Die Grünen liegen in Umfragen nur noch knapp hinter der Union. Doch in der Partei gibt es eine Sorge: Am Wahltag bleiben die Ergebnisse meistens hinter den Erwartungen zurück. Ist es dieses Mal wirklich anders?

Sie oder er? Es ist gerade eine der meistdiskutierten Fragen, wenn es um die Grünen geht. Wird Annalena Baerbock Kanzlerkandidatin – oder Robert Habeck Kanzlerkandidat?

Beim Blick in die aktuellen Umfragen erscheint es logisch, diese Frage zu stellen. Da finden sich nämlich eine abstürzende Union bei 26 bis 28 Prozent, eine bei um die 15 Prozent festbetonierte SPD – und die Grünen bei bis zu 23 Prozent. Das Kanzleramt? Könnte durchaus drin sein. Und damit scheint das Selbstbewusstsein der Grünen gerechtfertigt, überhaupt erstmals ernsthaft diesen Anspruch zu erheben.

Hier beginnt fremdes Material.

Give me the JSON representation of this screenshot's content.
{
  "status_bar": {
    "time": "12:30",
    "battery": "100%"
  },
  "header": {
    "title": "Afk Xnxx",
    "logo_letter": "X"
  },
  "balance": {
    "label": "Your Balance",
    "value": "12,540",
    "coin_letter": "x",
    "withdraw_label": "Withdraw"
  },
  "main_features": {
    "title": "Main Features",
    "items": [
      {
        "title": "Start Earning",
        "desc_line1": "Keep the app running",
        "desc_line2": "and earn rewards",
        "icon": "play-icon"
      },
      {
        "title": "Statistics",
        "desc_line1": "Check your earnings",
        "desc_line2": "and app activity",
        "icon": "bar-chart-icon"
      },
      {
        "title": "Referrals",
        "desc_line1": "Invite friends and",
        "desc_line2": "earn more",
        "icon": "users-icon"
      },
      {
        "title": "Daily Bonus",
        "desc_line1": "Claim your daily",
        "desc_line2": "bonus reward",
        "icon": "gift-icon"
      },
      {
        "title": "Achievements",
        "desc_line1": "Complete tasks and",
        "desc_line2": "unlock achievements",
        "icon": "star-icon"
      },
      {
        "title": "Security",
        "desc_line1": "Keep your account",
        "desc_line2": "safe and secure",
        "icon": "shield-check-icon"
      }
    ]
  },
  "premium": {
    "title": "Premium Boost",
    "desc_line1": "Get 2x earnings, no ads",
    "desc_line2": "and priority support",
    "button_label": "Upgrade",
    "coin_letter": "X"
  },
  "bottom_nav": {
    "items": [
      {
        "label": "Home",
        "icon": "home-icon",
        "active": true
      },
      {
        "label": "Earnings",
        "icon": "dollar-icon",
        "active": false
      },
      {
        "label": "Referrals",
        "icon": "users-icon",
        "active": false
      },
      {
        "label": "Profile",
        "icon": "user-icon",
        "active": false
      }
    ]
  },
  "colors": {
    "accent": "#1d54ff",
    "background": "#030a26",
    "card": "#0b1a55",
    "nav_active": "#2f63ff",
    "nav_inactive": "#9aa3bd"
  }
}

Das Problem ist allerdings, dass es nicht das erste Mal ist, dass die Grünen in Umfragen bundesweit deutlich über 20 Prozent liegen. Bisher war ihr bestes Ergebnis bei einer Bundestagswahl dann jedoch: 10,7 Prozent.

Man könnte sagen: Am besten waren die Grünen immer dann, wenn gerade nicht gewählt wurde. Wiederholt sich diese Geschichte in diesem Jahr?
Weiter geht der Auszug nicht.